In its judgment following that hearing, the CAT declined to order the case management measures proposed by Yew Freight.

In respect of the split trial proposal, the CAT decided that, having considered the case law on the concept of ‘infringement by object’, this was a case in which some expert economic evidence would be needed for assessing whether Puro Ventures’ policies were caught by that concept.  Given that economic evidence would also be needed for considering Puro Ventures’ claim to exemption under s.9 CA98, all issues necessary for enabling the CAT to decide whether Puro Ventures’ policies have contravened competition law should be considered at one trial.

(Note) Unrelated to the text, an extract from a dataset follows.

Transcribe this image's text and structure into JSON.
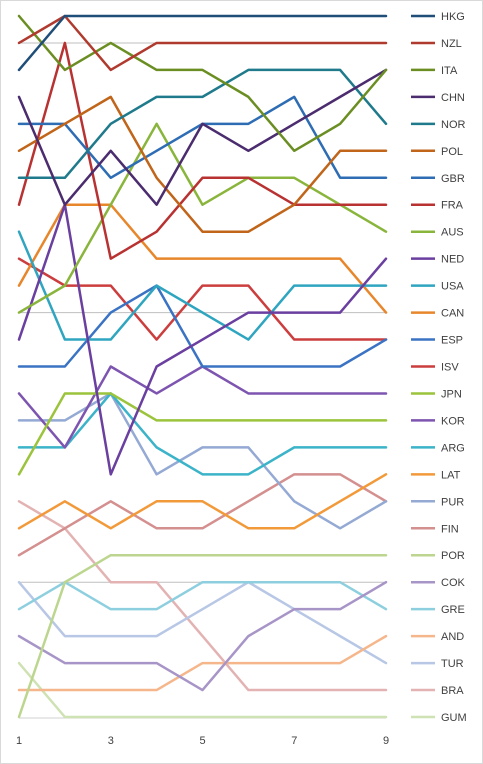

In respect of the other measures proposed by Yew Freight, the CAT decided that, as the first trial could not be held within 6 months, the proceedings did not qualify for being allocated to the fast-track procedure.  That being so, there was no requirement for the CAT to make a cost-capping order.  The CAT considered whether it should exercise its discretion to make a cost-capping order and, for that purpose, applied the principles developed in the High Court of England and Wales for deciding whether to make such an order in civil proceedings.  Applying those principles, the CAT decided that the fact that the claimant had limited financial resources and might not be able to continue the proceedings if no cost-capping order was made, was not sufficient reason to make such an order.  The CAT would, however, ensure that both parties’ costs were carefully budgeted and controlled to ensure that they were proportionate.

Monckton barristers represented both parties: Julian Gregory for the Claimant (instructed by Nexa Law), and Alan Bates for the Defendant (instructed by Knights PLC).